Just before Christmas 2016 CEO Sleepout opened a not-for-profit restaurant in Middlesbrough, The Fork in the Road, which gave training and employment opportunities to the long-term unemployed including ex-offenders and recovering addicts, working alongside experienced catering professionals. Bar Zero, a dry bar for the recovery community, opened upstairs from The Fork in the Road early in 2017. Funds from the restaurant are planned to give support to Bar Zero. In June 2017, news broke that The Fork in the Road was now No 1 restaurant in Middlesbrough, as rated by reviewers on Tripadvisor.
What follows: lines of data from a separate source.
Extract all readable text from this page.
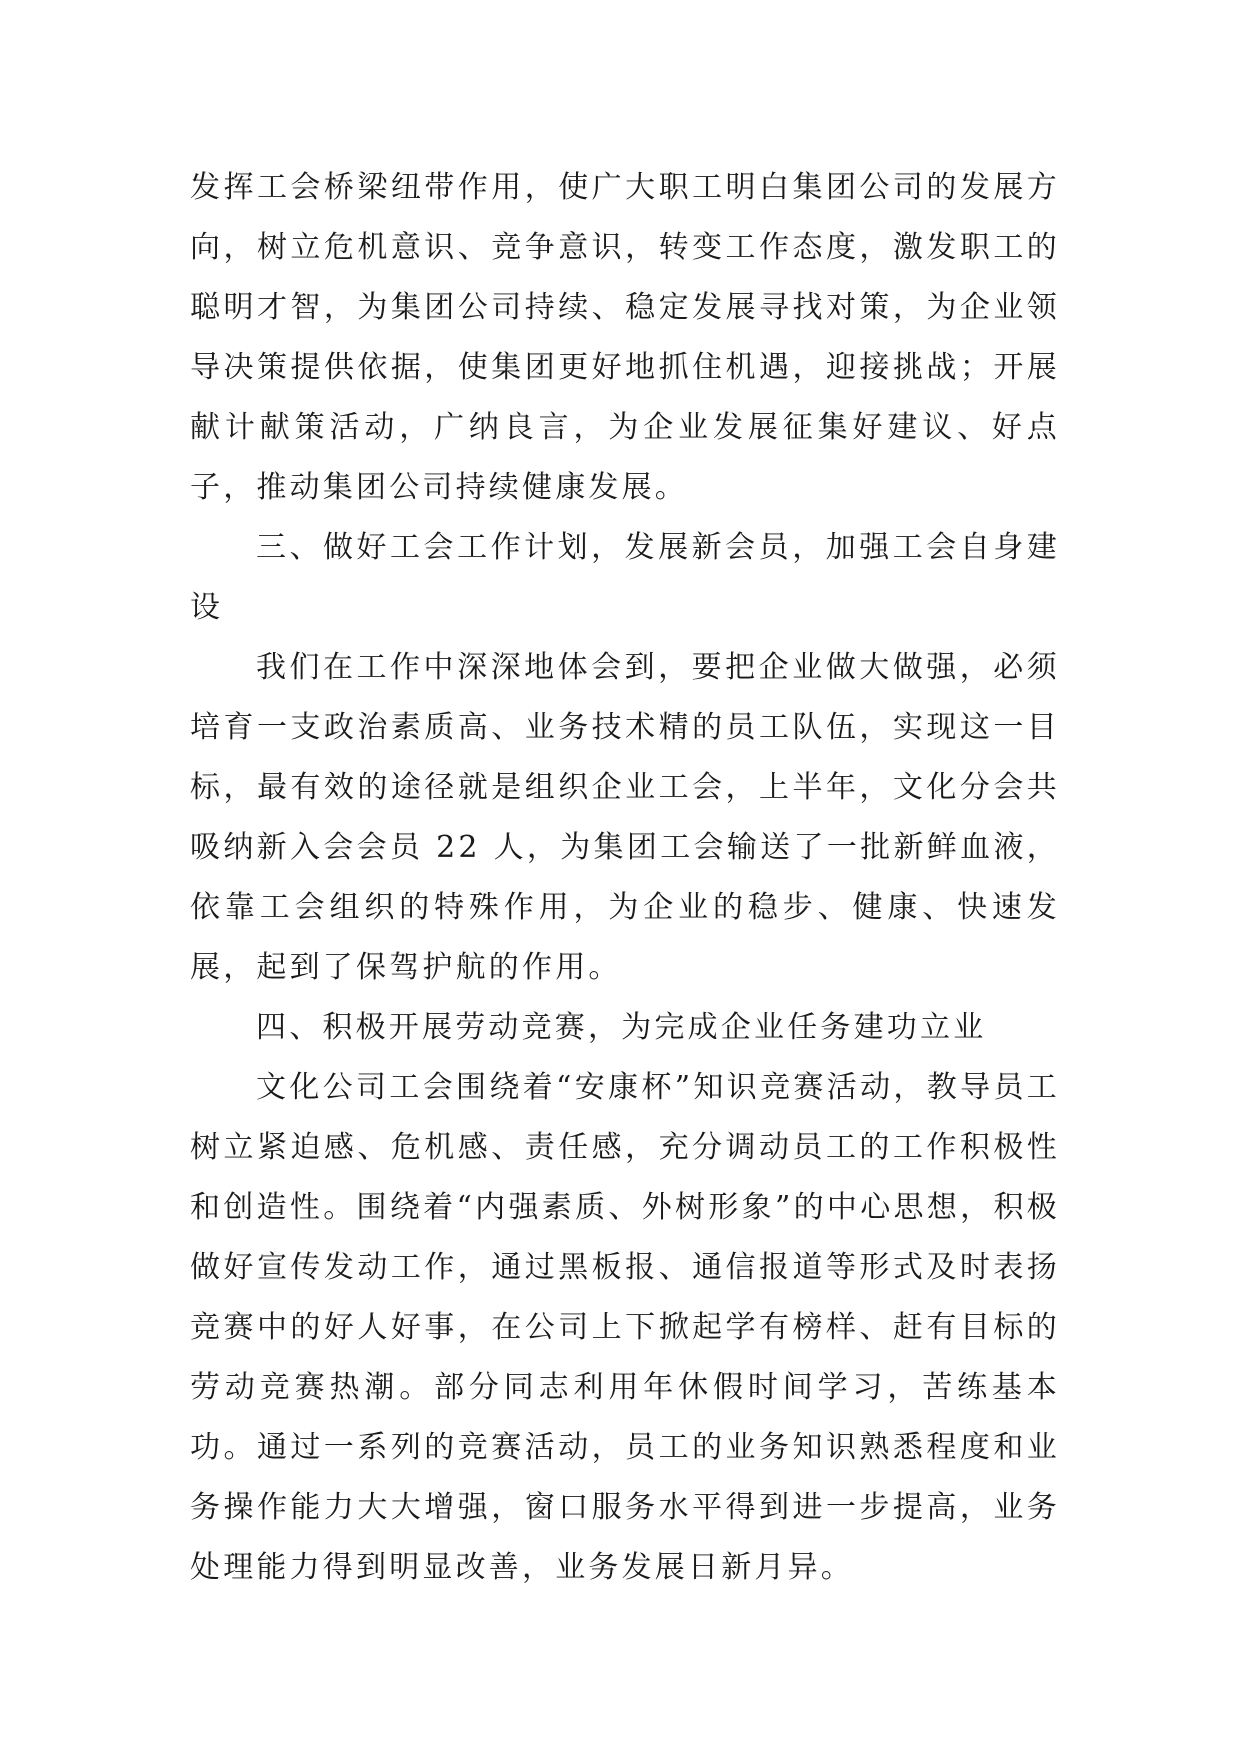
发挥工会桥梁纽带作用，使广大职工明白集团公司的发展方向，树立危机意识、竞争意识，转变工作态度，激发职工的聪明才智，为集团公司持续、稳定发展寻找对策，为企业领导决策提供依据，使集团更好地抓住机遇，迎接挑战；开展献计献策活动，广纳良言，为企业发展征集好建议、好点子，推动集团公司持续健康发展。

三、做好工会工作计划，发展新会员，加强工会自身建设

我们在工作中深深地体会到，要把企业做大做强，必须培育一支政治素质高、业务技术精的员工队伍，实现这一目标，最有效的途径就是组织企业工会，上半年，文化分会共吸纳新入会会员 22 人，为集团工会输送了一批新鲜血液，依靠工会组织的特殊作用，为企业的稳步、健康、快速发展，起到了保驾护航的作用。

四、积极开展劳动竞赛，为完成企业任务建功立业

文化公司工会围绕着“安康杯”知识竞赛活动，教导员工树立紧迫感、危机感、责任感，充分调动员工的工作积极性和创造性。围绕着“内强素质、外树形象”的中心思想，积极做好宣传发动工作，通过黑板报、通信报道等形式及时表扬竞赛中的好人好事，在公司上下掀起学有榜样、赶有目标的劳动竞赛热潮。部分同志利用年休假时间学习，苦练基本功。通过一系列的竞赛活动，员工的业务知识熟悉程度和业务操作能力大大增强，窗口服务水平得到进一步提高，业务处理能力得到明显改善，业务发展日新月异。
The restaurant then announced plans for Sunday dinner with a difference, served up by prisoners from the nearby HMP Kirklevington Grange as part of its policy of creating opportunities for those in society in need of a second chance. In September 2017 Preston admitted he no longer had the time to run the restaurant and announced that athlete Matty Hynes would take over as general manager of The Fork in the Road.

As with many of the charity's events, Andy Preston himself took part in the third sleepout to be held on Teesside in May 2016 when about 60 local businesspeople slept rough at Preston Park, Stockton-on-Tees Museum in Eaglescliffe, raising £45,000.

In 2016 the charity announced a partnership with the UK arm of international business Leesa, a company with a significant track record of philanthropy, donating one mattress to charity for every 10 they sell.

In November 2016, CEO Sleepout achieved the milestone of £1 million raised.

CEO Sleepout UK is a sister charity of Middlesbrough and Teesside Philanthropic Foundation.